Bild: Stanislaw Tillich umarmt den Neuen
BERLIN taz | Es grenzt schon an Hybris, wen sich der Noch-Ministerpräsident
Stanislaw Tillich als Nachfolger auserkoren hat. Michael Kretschmer,
grandios gescheiterter CDU-Politiker, soll der nächste sächsische
Ministerpräsident werden. Ein Verlierer empfiehlt also einen anderen
Verlierer. In der AfD, die bei der Bundestagswahl die CDU als stärkste
Partei abgelöst hat, werden sie ihr Glück kaum fassen können, so
offensichtlich ist das Unvermögen der Sachsen-CDU, sich personell zu
erneuern.
Michael Kretschmer, der Mann mit dem roten Haar und dem oft schwermütigen
Blick, hat in diesem Bundestagswahlkampf seinen Wahlkreis an einen AfDler
verloren.

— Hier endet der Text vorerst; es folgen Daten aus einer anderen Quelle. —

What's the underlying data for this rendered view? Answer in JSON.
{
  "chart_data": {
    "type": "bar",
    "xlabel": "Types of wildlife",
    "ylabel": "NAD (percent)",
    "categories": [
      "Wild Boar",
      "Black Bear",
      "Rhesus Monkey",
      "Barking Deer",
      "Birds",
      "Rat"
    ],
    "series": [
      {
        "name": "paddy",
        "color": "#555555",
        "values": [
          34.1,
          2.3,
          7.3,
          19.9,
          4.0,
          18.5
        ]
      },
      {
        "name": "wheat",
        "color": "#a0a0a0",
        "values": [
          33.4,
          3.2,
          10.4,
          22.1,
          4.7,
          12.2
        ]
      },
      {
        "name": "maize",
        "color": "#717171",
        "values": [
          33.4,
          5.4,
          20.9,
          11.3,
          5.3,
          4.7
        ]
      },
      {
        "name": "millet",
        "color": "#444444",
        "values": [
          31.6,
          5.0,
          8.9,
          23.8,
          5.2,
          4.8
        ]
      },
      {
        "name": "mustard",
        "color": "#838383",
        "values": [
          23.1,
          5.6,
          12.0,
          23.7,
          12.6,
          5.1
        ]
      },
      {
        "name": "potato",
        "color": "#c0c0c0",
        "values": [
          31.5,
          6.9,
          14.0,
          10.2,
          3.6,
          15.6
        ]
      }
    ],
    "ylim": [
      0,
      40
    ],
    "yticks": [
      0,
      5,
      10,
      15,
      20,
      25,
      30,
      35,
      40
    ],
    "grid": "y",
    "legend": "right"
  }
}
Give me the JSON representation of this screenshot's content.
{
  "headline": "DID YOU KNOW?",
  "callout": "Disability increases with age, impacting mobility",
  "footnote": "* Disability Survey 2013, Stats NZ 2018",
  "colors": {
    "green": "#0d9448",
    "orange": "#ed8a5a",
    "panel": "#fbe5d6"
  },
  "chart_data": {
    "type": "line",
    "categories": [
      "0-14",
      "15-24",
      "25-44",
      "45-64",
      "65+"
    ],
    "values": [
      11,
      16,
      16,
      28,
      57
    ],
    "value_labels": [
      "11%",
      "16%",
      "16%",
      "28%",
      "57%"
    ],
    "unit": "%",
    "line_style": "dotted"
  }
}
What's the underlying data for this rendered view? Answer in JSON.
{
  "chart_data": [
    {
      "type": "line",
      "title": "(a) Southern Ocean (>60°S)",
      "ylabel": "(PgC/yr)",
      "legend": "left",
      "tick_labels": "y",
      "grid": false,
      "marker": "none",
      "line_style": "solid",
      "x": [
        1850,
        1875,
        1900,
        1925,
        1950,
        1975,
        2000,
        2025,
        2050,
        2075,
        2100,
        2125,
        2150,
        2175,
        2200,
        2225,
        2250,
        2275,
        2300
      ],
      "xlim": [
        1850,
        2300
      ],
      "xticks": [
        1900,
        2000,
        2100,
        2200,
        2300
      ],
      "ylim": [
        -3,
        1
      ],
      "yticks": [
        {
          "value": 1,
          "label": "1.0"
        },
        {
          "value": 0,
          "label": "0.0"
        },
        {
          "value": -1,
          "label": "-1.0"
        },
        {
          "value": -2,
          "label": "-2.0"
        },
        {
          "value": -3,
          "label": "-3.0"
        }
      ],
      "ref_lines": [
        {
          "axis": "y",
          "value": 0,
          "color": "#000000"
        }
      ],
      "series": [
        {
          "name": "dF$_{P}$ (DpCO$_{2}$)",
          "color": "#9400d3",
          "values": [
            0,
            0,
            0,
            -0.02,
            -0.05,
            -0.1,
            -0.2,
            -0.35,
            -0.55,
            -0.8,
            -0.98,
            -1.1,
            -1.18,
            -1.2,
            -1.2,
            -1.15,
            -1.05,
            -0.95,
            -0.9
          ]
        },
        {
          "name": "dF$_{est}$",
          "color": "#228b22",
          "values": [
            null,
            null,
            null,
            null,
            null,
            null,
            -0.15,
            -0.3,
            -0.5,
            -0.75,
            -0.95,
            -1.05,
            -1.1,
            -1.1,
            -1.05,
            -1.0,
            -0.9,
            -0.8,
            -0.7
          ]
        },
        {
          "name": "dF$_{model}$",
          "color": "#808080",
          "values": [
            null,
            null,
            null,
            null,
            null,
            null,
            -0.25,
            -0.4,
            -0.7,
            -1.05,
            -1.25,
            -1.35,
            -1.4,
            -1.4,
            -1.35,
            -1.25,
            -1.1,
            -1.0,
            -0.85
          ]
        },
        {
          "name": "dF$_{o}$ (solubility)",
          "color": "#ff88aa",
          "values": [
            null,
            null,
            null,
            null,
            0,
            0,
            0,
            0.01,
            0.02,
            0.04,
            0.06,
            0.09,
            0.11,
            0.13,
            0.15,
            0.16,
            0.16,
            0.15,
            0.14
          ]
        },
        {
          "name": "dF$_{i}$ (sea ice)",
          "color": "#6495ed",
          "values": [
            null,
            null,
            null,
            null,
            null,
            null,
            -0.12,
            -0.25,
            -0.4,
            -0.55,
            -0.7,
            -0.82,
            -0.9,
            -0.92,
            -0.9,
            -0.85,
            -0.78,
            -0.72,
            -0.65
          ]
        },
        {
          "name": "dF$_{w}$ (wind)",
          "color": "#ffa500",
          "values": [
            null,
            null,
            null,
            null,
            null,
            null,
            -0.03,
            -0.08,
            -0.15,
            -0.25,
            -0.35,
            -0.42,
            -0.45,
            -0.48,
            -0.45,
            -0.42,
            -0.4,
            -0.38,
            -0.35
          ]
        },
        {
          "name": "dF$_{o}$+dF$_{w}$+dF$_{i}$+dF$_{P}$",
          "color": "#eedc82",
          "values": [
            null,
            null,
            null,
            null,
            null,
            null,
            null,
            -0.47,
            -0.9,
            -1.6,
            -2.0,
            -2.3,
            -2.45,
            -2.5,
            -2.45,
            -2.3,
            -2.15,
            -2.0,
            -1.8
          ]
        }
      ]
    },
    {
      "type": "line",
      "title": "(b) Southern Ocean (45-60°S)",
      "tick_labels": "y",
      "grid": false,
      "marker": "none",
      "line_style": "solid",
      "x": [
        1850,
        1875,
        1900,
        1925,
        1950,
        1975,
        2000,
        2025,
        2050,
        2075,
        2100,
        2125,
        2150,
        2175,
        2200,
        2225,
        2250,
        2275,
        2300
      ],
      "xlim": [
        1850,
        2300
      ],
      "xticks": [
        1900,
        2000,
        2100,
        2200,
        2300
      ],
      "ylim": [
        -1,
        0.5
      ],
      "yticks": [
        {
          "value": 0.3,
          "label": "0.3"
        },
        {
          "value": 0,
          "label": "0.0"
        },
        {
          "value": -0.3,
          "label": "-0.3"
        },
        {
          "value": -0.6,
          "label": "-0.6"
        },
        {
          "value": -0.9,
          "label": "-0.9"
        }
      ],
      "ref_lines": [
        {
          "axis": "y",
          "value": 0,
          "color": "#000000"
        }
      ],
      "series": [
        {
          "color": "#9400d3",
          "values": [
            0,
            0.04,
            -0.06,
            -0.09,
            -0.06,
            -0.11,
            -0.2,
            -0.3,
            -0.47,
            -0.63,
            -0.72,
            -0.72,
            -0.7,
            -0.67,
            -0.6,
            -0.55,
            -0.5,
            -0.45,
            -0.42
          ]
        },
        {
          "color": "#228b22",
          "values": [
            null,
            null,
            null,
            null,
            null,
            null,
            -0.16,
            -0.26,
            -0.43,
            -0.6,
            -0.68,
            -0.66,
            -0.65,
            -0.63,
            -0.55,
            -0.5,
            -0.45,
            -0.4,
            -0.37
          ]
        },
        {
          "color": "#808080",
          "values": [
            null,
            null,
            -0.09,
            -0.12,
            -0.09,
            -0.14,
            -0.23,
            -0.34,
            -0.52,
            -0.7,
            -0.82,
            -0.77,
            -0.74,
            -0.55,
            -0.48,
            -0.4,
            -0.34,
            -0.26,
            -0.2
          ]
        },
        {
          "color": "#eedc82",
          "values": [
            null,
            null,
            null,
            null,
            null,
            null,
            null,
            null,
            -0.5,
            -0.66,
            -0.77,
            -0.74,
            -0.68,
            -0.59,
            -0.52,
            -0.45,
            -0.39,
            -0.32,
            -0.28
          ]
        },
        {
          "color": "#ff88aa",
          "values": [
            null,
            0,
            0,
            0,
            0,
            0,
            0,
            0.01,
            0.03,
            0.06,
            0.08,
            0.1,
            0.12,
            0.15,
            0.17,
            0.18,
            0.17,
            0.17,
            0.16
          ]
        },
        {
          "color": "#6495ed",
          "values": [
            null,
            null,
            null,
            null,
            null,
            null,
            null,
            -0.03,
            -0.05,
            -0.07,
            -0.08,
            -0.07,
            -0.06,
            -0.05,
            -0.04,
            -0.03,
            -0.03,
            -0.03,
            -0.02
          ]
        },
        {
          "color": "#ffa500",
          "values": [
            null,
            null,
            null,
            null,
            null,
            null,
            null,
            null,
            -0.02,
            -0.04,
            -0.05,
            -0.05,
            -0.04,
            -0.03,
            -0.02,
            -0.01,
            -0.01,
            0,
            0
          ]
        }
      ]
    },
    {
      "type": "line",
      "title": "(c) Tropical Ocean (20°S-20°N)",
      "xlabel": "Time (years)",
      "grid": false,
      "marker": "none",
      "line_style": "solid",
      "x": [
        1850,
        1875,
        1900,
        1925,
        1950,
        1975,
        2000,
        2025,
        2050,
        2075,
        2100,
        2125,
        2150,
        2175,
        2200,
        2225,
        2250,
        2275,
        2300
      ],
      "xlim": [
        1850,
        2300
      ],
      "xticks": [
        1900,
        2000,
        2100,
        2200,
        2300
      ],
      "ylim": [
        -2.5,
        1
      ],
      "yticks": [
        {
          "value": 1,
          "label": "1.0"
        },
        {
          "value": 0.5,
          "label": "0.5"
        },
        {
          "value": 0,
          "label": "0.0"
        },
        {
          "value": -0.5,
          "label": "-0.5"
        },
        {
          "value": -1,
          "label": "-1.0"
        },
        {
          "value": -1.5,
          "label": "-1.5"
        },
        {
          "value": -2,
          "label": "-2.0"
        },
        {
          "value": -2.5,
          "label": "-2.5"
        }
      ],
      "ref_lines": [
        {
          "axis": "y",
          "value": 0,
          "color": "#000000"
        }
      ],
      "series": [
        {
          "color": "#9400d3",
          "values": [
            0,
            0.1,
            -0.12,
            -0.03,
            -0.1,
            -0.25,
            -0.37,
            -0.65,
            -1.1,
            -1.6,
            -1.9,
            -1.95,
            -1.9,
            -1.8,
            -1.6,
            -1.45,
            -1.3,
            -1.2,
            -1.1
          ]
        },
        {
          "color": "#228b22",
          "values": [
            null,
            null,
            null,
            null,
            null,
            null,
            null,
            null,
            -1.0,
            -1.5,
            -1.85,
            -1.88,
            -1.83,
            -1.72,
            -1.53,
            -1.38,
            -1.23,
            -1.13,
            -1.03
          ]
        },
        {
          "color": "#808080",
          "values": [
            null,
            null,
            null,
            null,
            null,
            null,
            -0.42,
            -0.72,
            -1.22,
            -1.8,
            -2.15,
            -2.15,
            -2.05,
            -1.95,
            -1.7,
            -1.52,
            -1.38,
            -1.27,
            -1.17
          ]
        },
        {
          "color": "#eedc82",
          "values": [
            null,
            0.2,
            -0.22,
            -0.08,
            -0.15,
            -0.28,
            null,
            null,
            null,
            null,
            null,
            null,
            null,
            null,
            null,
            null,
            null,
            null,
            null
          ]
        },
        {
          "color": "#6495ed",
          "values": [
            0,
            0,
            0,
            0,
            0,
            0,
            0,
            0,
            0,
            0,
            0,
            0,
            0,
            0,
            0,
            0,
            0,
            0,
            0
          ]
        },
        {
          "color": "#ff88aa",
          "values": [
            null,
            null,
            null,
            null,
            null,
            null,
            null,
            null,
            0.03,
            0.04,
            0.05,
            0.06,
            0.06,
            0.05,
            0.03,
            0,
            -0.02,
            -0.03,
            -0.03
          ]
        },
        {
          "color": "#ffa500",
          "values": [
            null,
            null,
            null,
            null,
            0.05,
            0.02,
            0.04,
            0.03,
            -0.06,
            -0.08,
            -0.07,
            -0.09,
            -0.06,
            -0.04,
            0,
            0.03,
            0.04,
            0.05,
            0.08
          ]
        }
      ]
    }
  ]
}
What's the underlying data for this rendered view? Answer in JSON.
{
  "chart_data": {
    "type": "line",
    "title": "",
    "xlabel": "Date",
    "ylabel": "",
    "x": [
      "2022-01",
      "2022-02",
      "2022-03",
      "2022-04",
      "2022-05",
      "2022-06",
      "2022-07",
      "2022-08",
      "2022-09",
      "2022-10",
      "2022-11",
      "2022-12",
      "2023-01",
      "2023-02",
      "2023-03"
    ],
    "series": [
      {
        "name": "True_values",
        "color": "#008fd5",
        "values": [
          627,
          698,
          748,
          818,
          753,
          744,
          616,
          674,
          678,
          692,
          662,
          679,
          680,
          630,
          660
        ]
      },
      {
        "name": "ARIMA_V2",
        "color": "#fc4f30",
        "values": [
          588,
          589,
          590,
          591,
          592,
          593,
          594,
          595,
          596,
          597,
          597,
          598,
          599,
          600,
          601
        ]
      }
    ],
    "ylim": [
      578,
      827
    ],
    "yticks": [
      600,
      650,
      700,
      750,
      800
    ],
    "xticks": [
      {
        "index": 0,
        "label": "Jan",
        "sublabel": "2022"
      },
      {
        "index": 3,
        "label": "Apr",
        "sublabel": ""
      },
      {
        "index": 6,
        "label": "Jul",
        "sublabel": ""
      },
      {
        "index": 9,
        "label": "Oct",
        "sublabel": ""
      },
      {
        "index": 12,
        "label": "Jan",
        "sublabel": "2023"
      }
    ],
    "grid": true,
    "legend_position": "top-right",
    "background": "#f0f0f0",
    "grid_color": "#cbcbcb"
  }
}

Und das nach satten 49,6 Prozent der Erststimmen 2013. Einen
„ordentlichen Magenschwinger“ hat Kretschmer das danach gegenüber der Welt
genannt. Der Vorgang ist um so dramatischer, als Kretschmer nicht nur Chef
der sächsischen Landesgruppe war, sondern sogar Vizefraktionschef der
Unionsfraktion im Bundestag.
Nun soll also mit Kretschmer jemand die Dresdner Staatskanzlei übernehmen,
der nicht einmal ein politisches Mandat hat. Ein Amt hat er zwar – seit
2005 ist er Generalsekretär der sächsischen CDU –, aber im Landtag saß er
nie. Statt dessen ab 2002 im Bundestag, das durfte man getrost eine
Turbokarriere nennen.
## Ein politischer Hardliner
Michael Kretschmer ist Fleisch vom Fleische der Sachsen-CDU. Mit nur
vierzehn Jahren wurde der gebürtige Görlitzer Mitglied der Jungen Union.
Nach einer Elektroniker-Ausbildung machte er das Fachabitur und studierte
in Dresden Wirtschaftsingenieurwesen. Er ist unverheiratet und hat zwei
Kinder.
Politisch ist Kretschmer ein Hardliner. Vor Jahresfrist stellte er in
Berlin gemeinsam mit anderen Ultrakonservativen Unionspolitikern einen
„Aufruf zu einer Leit- und Rahmenkultur“ vor. Schon damals reklamierte die
Gruppe um Bundestagsvizepräsident Johannes Singhammer (CSU) einen
„Alleinvertretungsanspruch Mitte-Rechts“ und die „Solidargemeinschaft der
Nation“. Bei der diesjährigen Abstimmung über die Ehe für alle stimmte
Kretschmer gegen das neue Gesetz. Er nannte das selbstbewusst „eine
Gegenstimme zu diesem Schauspiel, das wir jetzt erleben“.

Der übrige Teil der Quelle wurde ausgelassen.